I'm fairly certain that all (or almost all) the beads that really have been carved are fakes made in the early 1990s or later. At the same time, there's a large number of beads that look as though the pattern has been incised into them, when what has actually happened is that the enamel impressed into the glass has been loosened around the edges or has fallen out altogether. I doubt if any beads were carved in antiquity, but if some were (rather like the occasional Samon Valley bead where the patterned carnelian has been carved and filled rather than etched) I'm sure it was a technique that would have died out quickly because it was uneconomical and cumbersome.

How does one tell the difference between the genuine bead and the modern fake that uses an ancient bead as its base?
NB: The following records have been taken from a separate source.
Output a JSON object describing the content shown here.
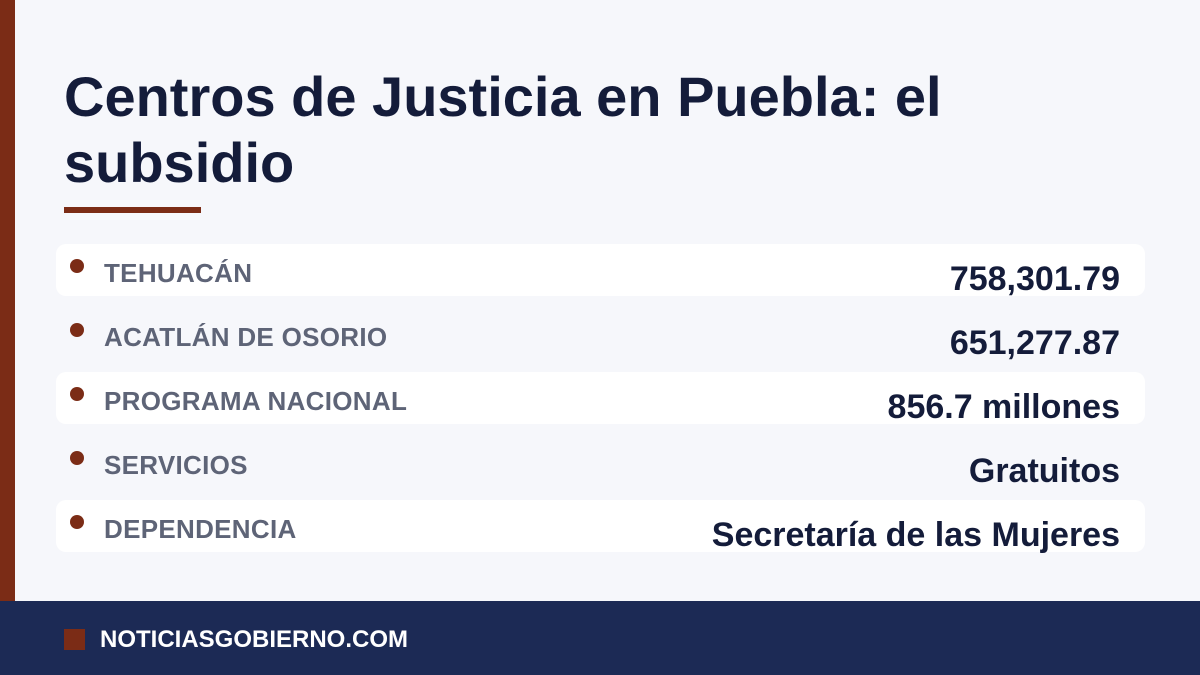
{
  "title": "Centros de Justicia en Puebla: el subsidio",
  "rows": [
    {
      "label": "TEHUACÁN",
      "value": "758,301.79"
    },
    {
      "label": "ACATLÁN DE OSORIO",
      "value": "651,277.87"
    },
    {
      "label": "PROGRAMA NACIONAL",
      "value": "856.7 millones"
    },
    {
      "label": "SERVICIOS",
      "value": "Gratuitos"
    },
    {
      "label": "DEPENDENCIA",
      "value": "Secretaría de las Mujeres"
    }
  ],
  "footer": {
    "site": "NOTICIASGOBIERNO.COM"
  },
  "colors": {
    "accent": "#7b2c16",
    "navy": "#1c2a55",
    "text": "#141c3a",
    "label": "#5e6477",
    "background": "#f6f7fb"
  }
}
I guess the only foolproof way would be through a chemical analysis of the material that the pattern is made from (glass or enamel or, in the case of the fakes, a hardened paste of some sort). Absent that, I exclude any bead where the pattern does not look as though it has been applied in liquid form, where the design appears rigid rather than fluid. I may miss a few genuine beads by doing that, but I save myself from going through a long process of yes, no, maybe.

Here's a pic of a guardian figure outside a village near Malang in East Java. It dates from the thirteenth century, a good seven hundred years after the bird beads were made. Notice the skull ear ornaments and the snake that winds around his body and sticks its head out from under his armpit.